What data have you gathered, and how did you gather it? What steps have you taken to explore the data? Which areas of the data have you cleaned, and which areas still need cleaning? What insights have you gained from your exploration? Will you be able to answer your question with this data, or do you need to gather more data (or adjust your question)? How might you use modeling to answer your question?

Example:

  • I've created visualizations and numeric summaries to explore how survivability differs by passenger characteristic, and it appears that gender and class have a large role in determining survivability.
  • I estimated missing values for age using the titles provided in the Name column.
  • I created features to represent "spouse on board" and "child on board" by further analyzing names.
  • I think that the fare and ticket columns might be useful for predicting survival, but I still need to clean those columns.
  • I analyzed the differences between the training and testing sets, and found that the average fare was slightly higher in the testing set.
  • Since I'm predicting a binary outcome, I plan to use a classification method such as logistic regression to make my predictions.

May 18: First Draft Due

At a minimum, your project repository on GitHub should contain:

  • A draft of your project paper (in the format specified below)
  • Code, with lots of comments
  • Visualizations of your data

Ideally, you would also include:

  • Draft slides for presentation #2
  • Data and data dictionary

Your peers and instructors will provide feedback by May 25, according to these guidelines.

Tips for success:

  • The work should stand "on its own", and should not depend upon the reader remembering your first project presentation.
  • The better you explain your project, and the easier it is to follow, the more useful feedback you will receive!
  • If your reviewers can actually run your code on the provided data, they will be able to give you more useful feedback on your code. (It can be very hard to make useful code suggestions on code that can't be run!)
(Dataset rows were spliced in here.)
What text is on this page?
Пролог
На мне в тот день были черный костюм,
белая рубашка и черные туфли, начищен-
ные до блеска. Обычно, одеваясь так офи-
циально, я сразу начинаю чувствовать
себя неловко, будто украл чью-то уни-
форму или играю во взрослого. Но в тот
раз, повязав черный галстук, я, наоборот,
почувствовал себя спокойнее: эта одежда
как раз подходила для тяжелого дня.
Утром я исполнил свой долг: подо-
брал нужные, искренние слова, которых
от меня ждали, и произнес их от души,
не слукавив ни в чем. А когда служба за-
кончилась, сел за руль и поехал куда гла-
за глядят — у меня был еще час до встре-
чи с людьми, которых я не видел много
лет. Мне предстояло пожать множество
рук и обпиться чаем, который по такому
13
June 3: Project Presentation #2

Your project paper should be written with a technical audience in mind. Here are the components you should cover:

  • Problem statement and hypothesis
  • Description of your data set and how it was obtained
  • Description of any pre-processing steps you took
  • What you learned from exploring the data, including visualizations
  • How you chose which features to use in your analysis
  • Details of your modeling process, including how you selected your models and validated them
  • Your challenges and successes
  • Possible extensions or business applications of your project
  • Conclusions and key learnings

Your presentation should cover these components with less breadth and depth. Focus on creating an engaging, clear, and informative presentation that tells the story of your project and is suitable for a non-technical audience.

Your project repository on GitHub should contain the following:

  • Project paper: any format (PDF, Markdown, etc.)
  • Presentation slides: any format (PDF, PowerPoint, Google Slides, etc.)
  • Code: commented Python scripts, and any other code you used in the project
  • Visualizations: integrated into your paper and/or slides
  • Data: data files in "raw" or "processed" format
  • Data dictionary (aka "code book"): description of each variable, including units

If it's not possible or practical to include your entire dataset, you should link to your data source and provide a sample of the data. (GitHub has a size limit of 100 MB per file and 1 GB per repository.) If your data is private, you can either include an "anonymized" version of your data or create a private GitHub repository.